Durante l'incontro, gli avvocati Riario Fabbri e Andrea Guidi hanno ripercorso le fasi salienti delle indagini, mettendo in risalto quelle che ritengono essere state le lacune investigative che hanno portato a concentrare i sospetti sul loro assistito. I legali hanno posto l'accento sulla relazione iniziale dello SCO, la quale avrebbe identificato l'ignoto ripreso dalla telecamera "Cam 3" unicamente per la carnagione scura, tralasciando gli ulteriori e utili accertamenti sull'altezza, oltre a una consulenza fonica preliminare contenente inesattezze temporali e spaziali sui suoni registrati la sera dell'omicidio.

“L'accertamento che non è stato fatto da parte dello SCO è stato quello di verificare se vi erano le condizioni per identificare l'altezza dell'ignoto - dichiara l'Avvocato Fabbri - ma soprattutto la compatibilità dell'altezza dell'ignoto con l'altezza di Louis Dassilva. Questo dato non è stato assunto e ci si è fermati al concetto che la persona era di colore di pelle nera. Pertanto, se si fosse approfondito questo aspetto sull'altezza, che è quello che poi è stato fatto nell'incidente probatorio, sicuramente non avremmo avuto una direzione così forte su Louis Dassilva, ma vi sarebbero stati altri approfondimenti”.

Il fulcro del successo processuale, per Fabbri e Guidi, è stata l'instillazione di un "ragionevole dubbio" attraverso la presentazione di cinque piste alternative. Tra gli elementi scagionanti più forti, la difesa ha sottolineato l'assenza totale del DNA di Dassilva sulla scena del crimine e il ritrovamento di una traccia genetica, importante per quantità, appartenente a un "Maschio 3" sulla gonna della vittima, insieme a un capello nella bocca, indizio risultato scientificamente incompatibile con l'imputato: “la prima, sostengono i difensori di Dassilva, è quella del capello all'interno della bocca della signora Pierina. La seconda è quella della macchia di sangue nel box di Manuela Bianchi, poi la presenza di un rumore registrato alle 22:21 e 29 secondi riconducibile a una porta tagliafuoco”.

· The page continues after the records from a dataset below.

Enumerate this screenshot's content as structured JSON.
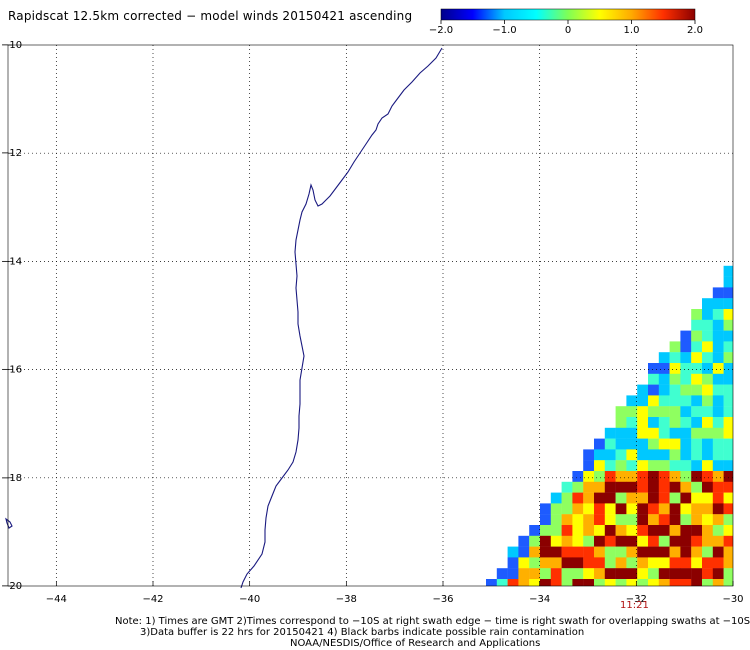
{
  "title": "Rapidscat 12.5km corrected − model winds 20150421 ascending",
  "colorbar": {
    "tick_labels": [
      "−2.0",
      "−1.0",
      "0",
      "1.0",
      "2.0"
    ],
    "tick_values": [
      -2.0,
      -1.0,
      0,
      1.0,
      2.0
    ],
    "range": [
      -2.0,
      2.0
    ],
    "stops": [
      "#00008b",
      "#0000ff",
      "#00c8ff",
      "#00ffff",
      "#7fff55",
      "#ffff00",
      "#ffaa00",
      "#ff3000",
      "#8b0000"
    ]
  },
  "map": {
    "lon_range": [
      -45,
      -30
    ],
    "lat_range": [
      -20,
      -10
    ],
    "lon_ticks": [
      -44,
      -42,
      -40,
      -38,
      -36,
      -34,
      -32,
      -30
    ],
    "lat_ticks": [
      -10,
      -12,
      -14,
      -16,
      -18,
      -20
    ],
    "lon_tick_labels": [
      "−44",
      "−42",
      "−40",
      "−38",
      "−36",
      "−34",
      "−32",
      "−30"
    ],
    "lat_tick_labels": [
      "−10",
      "−12",
      "−14",
      "−16",
      "−18",
      "−20"
    ],
    "grid": "dotted",
    "coastline_color": "#1a1a80"
  },
  "swath_time": "11:21",
  "notes": [
    "Note: 1) Times are GMT 2)Times correspond to −10S at right swath edge − time is right swath for overlapping swaths at −10S",
    "3)Data buffer is 22 hrs for 20150421 4) Black barbs indicate possible rain contamination",
    "NOAA/NESDIS/Office of Research and Applications"
  ]
}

I legali hanno inoltre ribadito la totale inattendibilità processuale della ritrattazione e delle conseguenti dichiarazioni tardive rese da Manuela Bianchi, nuora della vittima.

Dopo quasi due anni di "vita sospesa" in custodia cautelare in carcere, affrontati, a detta degli avvocati, con un comportamento sempre collaborativo al fine delle indagini e del procedimento, Louis Dassilva ha preso brevemente la parola: “Sono molto felice che la Corte d'Assise abbia capito che non c'entro niente con questa faccenda e non ho intenzione di andare via dall'Italia. L'Italia è un paese che mi piace, mi è sempre piaciuto e sogno sempre di fare la mia vita qua. Vi ringrazio tutti”.

Ora Louis intende riappropriarsi della sua normalità lavorativa, cercando una nuova abitazione lontano dal Villaggio San Martino, ma mantenendo il saldo proposito di vivere in Italia.

In vista dell'inevitabile ricorso in Appello già annunciato dalla Procura, i difensori si dicono pronti ad affrontare il secondo grado, potendo questa volta contare sul grande vantaggio di poter lavorare insieme a un imputato libero.